Five ways to apply startup thinking in your classroom

Startups are generally considered to be new technology-focused companies less than five years old. For the most part, their aim is to disrupt industry with innovations, grow in terms of users and revenues, as well as to provide value to customers and shareholders.

It may not appear that startups have much in common with English Language Teaching (ELT), but there is, in fact, plenty to learn from startups and the way they work.

By understanding how startups think and looking at their best attributes, we can bring more creativity to our classrooms. Not only can we find new ways for our students to learn, collaborate and grow together, but we can also help our students develop much needed leadership and critical thinking skills.

What is startup thinking?

At its core startup thinking is about problem solving and growth. User-focused and data-driven, startup teams theorize, research, plan and test their products on new markets. Their strength is in their agility, being able to ‘pivot’ quickly; change products, services and technology based on feedback from their customers.

They also operate on a number of key principles, all of which can be applied in the classroom:

1. Be entrepreneurial

Startups are entrepreneurial by definition. Their staff work in teams, but also have no problem going it alone, finding solutions and taking responsibility for new projects and initiatives. These are all excellent traits to encourage in the classroom as they will not only help your learners in an educational context, but in their professional lives too.

By learning to be accountable to themselves, measuring their own progress and seeing their achievements, autonomous learners develop self-confidence and progress faster as a result.

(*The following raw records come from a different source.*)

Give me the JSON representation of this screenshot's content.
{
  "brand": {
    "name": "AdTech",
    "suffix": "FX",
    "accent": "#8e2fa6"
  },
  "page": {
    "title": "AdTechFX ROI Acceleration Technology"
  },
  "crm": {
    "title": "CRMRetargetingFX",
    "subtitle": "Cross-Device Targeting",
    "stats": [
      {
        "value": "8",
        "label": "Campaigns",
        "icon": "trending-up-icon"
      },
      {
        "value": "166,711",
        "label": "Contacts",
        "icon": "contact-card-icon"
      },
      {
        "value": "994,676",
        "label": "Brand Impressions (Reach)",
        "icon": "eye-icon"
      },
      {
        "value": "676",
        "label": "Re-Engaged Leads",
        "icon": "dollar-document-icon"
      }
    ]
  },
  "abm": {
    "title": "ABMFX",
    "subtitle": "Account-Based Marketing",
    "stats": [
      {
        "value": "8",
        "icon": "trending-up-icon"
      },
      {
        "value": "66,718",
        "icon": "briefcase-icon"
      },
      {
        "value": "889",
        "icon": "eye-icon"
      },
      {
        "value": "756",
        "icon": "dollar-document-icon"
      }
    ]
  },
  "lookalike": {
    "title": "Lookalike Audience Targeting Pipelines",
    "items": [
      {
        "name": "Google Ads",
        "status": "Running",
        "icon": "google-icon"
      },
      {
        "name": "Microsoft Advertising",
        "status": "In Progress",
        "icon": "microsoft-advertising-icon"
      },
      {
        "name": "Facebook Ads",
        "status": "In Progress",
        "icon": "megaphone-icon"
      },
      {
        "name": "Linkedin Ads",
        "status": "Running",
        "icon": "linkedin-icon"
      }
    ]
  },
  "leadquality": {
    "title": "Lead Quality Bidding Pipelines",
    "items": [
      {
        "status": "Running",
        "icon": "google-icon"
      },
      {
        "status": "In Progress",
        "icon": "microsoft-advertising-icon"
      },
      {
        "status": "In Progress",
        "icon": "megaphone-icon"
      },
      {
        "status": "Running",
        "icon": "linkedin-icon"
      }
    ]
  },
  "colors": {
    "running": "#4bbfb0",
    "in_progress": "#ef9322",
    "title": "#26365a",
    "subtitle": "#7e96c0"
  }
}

It’s therefore important to encourage students to take responsibility for their own learning. Rather than being solely reliant on their teacher, autonomous learners seek out ways to practice and improve their language skills in ways that appeal to them.

To do this, brainstorm strategies with your students to help them find ways to use English outside the classroom. They could, for example, keep a journal in English, watch English language films and take notes, read short stories or news articles, or even set their technology and social media language settings to English.

2. Collaborate and learn from each other

Startups have a common goal – and that’s to establish a business model and achieve a product-market fit. This goal focuses people’s attention and develops rapport among team members. As an additional benefit of working together, startuppers learn their own strengths and weaknesses and begin to collaborate with team members with complementary skills.

By learning about your students’ interests, objectives and needs, you can find inspiration to design relevant class projects. These give your students a common goal and the chance to collaborate effectively. What’s more, project work is rich in language learning opportunities and makes students accountable to one another. This in turn increases motivation and provides a genuine context for language learning.

3. Reward effort

Startups are not afraid to get things wrong. In fact, all entrepreneurs embrace mistakes, as they are a part of coming to the right solution. As Thomas Edison once said “I have not failed. I’ve just found 10,000 ways that won’t work.”  Some startups go as far as to reward and celebrate failure – saying that it’s a sign that a person is trying to succeed.

Encourage students to see mistakes as learning opportunities. Creating a safe space in the classroom, where everyone is treated respectfully and mistakes are seen as natural. This will help your students let themselves learn the language at their own pace, without fear of ridicule.

4. Foster a growth mindset

Startups are famous for focusing on growth and believing in improving their products. They see both negative and positive feedback as opportunities to grow. By always seeking to optimize their products and services, they improve the user experience and earn loyalty.

Similarly, it’s key to foster a growth mindset in your learners. As Anna Roslaniec stated in her article What it means to have a growth mindset, “…a growth mindset perceives intelligence and ability as attributes to be developed, whereas a fixed mindset sees intelligence and ability as innate and unchanging.”

Students with a growth mindset will therefore believe they can improve, be more motivated and see more progress as a result.

5. Mentor and support

Startup founders mentor and support their team members when they face challenges, when they need to grow and when they are not reaching their potential. This increases the value of the workforce and enables them to be more productive.

Teachers are often already naturals at this. We know how important it is to offer support to our students, especially when they are feeling frustrated or disappointed with their progress. With our encouragement and support our students can achieve things they never thought possible. So perhaps, in this final point, startup leaders could learn a thing or two from us.